Die Gehilfen des Befehlenden sind die unentbehrlichen Weiterleiter bei Ausführung seines Entschlusses. Ihre Auswahl ist schwierig und dem Zufall unterworfen, ihr Wert oder Unwert oft erst zu spät erkannt; Enttäuschung über Mitarbeiter ist das tägliche Brot des Führers; ihre Kräfte und Schwächen rechtzeitig zu erkennen und danach das ihnen zu schenkende Vertrauen zu dosieren, ist eine seiner wichtigen Aufgaben. Die dem Führer nahestehenden Männer, der Stab des Feldherrn, müssen, wenn nicht von seinem Geist, dann von seinem Willen so durchdrungen sein, daß sie ihn ausführen, sei es aus Überzeugung, aus Gehorsam oder aus Furcht. Das Gleiche ist von den Unterführern zu verlangen, die in ihrem Teilbezirk die vollstreckenden Anordnungen zu dem Befehl des Feldherrn treffen. Dieser wird ihnen so viel, aber nicht mehr befehlen, als er für die Durchführung seines Willens für erforderlich hält und ihnen für die Vollstreckung die Freiheit lassen, die allein bereitwillige Mitarbeit im Geist des Ganzen verbürgt. Ohne ein wenig Optimismus kommt der Führer nicht aus.

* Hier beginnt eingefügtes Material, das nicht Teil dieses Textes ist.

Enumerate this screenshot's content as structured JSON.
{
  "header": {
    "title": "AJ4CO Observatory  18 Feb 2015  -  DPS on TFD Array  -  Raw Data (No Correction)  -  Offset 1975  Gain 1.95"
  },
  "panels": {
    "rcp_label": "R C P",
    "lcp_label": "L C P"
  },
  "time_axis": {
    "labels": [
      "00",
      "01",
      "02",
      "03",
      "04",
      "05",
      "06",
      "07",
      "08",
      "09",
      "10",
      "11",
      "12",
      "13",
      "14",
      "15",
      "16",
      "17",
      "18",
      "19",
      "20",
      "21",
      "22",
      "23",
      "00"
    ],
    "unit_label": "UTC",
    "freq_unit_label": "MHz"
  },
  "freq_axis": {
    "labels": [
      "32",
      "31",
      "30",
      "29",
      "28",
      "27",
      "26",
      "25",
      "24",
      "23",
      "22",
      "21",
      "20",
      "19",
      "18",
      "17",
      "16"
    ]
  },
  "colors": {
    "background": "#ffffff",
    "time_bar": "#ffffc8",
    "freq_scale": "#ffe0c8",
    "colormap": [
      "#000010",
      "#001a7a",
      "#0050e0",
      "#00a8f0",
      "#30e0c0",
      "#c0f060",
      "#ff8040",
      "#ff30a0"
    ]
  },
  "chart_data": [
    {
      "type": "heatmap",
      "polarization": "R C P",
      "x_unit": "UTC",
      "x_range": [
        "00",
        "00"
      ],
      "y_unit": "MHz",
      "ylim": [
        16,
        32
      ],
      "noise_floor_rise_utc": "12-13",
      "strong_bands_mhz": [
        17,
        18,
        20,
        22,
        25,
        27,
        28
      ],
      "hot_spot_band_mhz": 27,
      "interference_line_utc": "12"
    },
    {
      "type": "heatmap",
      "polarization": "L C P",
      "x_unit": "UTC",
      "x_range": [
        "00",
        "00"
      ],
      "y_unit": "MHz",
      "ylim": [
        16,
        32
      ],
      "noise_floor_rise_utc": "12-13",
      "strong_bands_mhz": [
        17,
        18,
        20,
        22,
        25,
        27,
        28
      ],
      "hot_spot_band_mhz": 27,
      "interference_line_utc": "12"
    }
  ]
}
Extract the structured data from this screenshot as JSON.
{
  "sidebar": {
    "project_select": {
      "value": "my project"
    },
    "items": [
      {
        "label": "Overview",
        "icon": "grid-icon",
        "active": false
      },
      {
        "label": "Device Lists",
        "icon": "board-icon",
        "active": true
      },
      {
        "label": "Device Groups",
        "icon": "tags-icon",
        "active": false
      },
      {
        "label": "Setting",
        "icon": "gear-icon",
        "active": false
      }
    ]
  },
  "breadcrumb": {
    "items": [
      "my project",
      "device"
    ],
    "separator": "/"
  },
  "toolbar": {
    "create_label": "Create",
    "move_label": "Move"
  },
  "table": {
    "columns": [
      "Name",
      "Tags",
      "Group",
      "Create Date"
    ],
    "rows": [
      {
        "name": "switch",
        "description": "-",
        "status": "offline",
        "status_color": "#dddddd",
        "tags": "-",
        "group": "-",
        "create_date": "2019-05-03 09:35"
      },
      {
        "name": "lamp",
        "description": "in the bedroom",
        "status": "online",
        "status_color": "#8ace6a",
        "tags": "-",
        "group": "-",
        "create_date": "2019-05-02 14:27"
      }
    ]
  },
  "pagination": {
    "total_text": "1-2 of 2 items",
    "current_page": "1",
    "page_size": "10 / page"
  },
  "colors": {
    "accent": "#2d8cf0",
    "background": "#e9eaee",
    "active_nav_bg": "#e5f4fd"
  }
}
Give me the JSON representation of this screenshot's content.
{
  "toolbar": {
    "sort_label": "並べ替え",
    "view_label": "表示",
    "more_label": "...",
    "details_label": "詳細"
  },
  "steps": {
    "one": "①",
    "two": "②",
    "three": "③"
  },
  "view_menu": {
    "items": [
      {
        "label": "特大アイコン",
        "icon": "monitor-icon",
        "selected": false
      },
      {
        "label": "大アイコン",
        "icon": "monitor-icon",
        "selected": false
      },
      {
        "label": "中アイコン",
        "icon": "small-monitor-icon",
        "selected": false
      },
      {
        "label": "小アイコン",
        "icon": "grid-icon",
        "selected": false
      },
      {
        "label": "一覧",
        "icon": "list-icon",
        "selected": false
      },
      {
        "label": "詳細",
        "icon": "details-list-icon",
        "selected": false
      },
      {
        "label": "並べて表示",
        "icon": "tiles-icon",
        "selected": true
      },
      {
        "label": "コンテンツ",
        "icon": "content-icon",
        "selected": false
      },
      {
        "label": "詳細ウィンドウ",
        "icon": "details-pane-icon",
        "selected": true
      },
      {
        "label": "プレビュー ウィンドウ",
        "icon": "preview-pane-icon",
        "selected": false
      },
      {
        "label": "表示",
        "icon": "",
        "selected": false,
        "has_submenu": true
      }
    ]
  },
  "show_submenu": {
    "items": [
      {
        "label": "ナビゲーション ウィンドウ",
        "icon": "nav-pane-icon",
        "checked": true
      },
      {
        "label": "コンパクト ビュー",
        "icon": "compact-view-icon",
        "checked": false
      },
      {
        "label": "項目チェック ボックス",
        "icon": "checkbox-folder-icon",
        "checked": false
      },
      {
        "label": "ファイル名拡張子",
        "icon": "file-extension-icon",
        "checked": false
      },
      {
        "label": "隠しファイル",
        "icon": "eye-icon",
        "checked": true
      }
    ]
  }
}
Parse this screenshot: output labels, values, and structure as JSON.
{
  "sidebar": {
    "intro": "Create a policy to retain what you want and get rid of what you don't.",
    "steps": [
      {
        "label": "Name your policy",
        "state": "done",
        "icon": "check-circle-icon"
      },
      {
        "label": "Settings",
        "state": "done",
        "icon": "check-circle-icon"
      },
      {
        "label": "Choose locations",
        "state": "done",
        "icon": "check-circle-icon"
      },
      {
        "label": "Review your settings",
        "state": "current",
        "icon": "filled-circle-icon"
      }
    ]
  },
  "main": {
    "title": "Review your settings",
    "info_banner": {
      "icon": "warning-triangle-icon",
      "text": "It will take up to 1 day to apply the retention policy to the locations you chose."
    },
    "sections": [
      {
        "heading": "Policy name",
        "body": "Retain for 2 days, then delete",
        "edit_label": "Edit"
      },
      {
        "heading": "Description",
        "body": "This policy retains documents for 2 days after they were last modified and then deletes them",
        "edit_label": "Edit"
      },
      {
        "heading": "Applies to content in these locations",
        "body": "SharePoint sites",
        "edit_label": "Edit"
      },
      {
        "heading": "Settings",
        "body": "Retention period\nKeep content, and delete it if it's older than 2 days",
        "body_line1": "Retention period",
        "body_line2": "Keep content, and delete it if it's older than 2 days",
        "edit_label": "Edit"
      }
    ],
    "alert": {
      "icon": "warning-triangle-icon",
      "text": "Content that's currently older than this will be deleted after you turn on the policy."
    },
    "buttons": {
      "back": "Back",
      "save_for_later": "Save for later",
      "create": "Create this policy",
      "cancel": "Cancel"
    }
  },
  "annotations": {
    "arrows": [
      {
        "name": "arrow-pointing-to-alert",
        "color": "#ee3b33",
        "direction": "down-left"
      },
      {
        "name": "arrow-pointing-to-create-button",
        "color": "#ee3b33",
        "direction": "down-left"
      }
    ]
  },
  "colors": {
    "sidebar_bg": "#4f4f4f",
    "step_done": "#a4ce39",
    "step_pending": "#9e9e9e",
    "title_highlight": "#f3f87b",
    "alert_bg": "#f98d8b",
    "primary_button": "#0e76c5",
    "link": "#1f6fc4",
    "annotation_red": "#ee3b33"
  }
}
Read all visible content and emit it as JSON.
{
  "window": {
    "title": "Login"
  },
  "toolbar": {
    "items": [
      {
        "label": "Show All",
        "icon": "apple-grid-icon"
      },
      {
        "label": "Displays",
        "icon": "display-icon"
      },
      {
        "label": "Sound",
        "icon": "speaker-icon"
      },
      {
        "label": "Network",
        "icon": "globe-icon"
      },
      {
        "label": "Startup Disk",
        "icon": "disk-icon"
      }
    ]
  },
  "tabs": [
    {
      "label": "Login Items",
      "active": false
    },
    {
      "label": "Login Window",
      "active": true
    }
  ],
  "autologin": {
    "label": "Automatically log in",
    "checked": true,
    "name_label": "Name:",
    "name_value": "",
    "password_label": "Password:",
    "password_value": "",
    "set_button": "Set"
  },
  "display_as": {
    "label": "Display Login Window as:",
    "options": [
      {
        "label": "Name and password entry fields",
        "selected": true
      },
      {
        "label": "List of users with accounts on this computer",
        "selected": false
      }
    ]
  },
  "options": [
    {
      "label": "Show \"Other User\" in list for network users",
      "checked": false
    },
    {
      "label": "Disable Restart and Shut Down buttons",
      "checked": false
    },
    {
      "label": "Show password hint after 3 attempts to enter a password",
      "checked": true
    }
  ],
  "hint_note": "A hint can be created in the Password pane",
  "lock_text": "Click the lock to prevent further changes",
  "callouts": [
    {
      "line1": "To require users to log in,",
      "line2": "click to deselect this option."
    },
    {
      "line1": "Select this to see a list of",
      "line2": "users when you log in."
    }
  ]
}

Kein Handelnder, kein Befehlender hat mit Fassung des Entschlusses und seinem Befehl zur Ausführung genug getan; er bleibt für die Durchführung in seinem Geist, für die Verkörperung seines Willens bis zum letzten Augenblick verantwortlich. Wie er sich hierüber Gewißheit verschaffen kann, das führt in die Einzelheiten der Regierungs- und Befehlstechnik hinein, die hier nicht geschildert werden kann. Am Abend vor einer Schlacht überzeugte ich mich, ob unser Befehl überall durchgedrungen war, und bekam von einem braven Berliner die kurze Antwort: »Ick jreife an.« Er hatte uns verstanden, und das war das Wesentliche.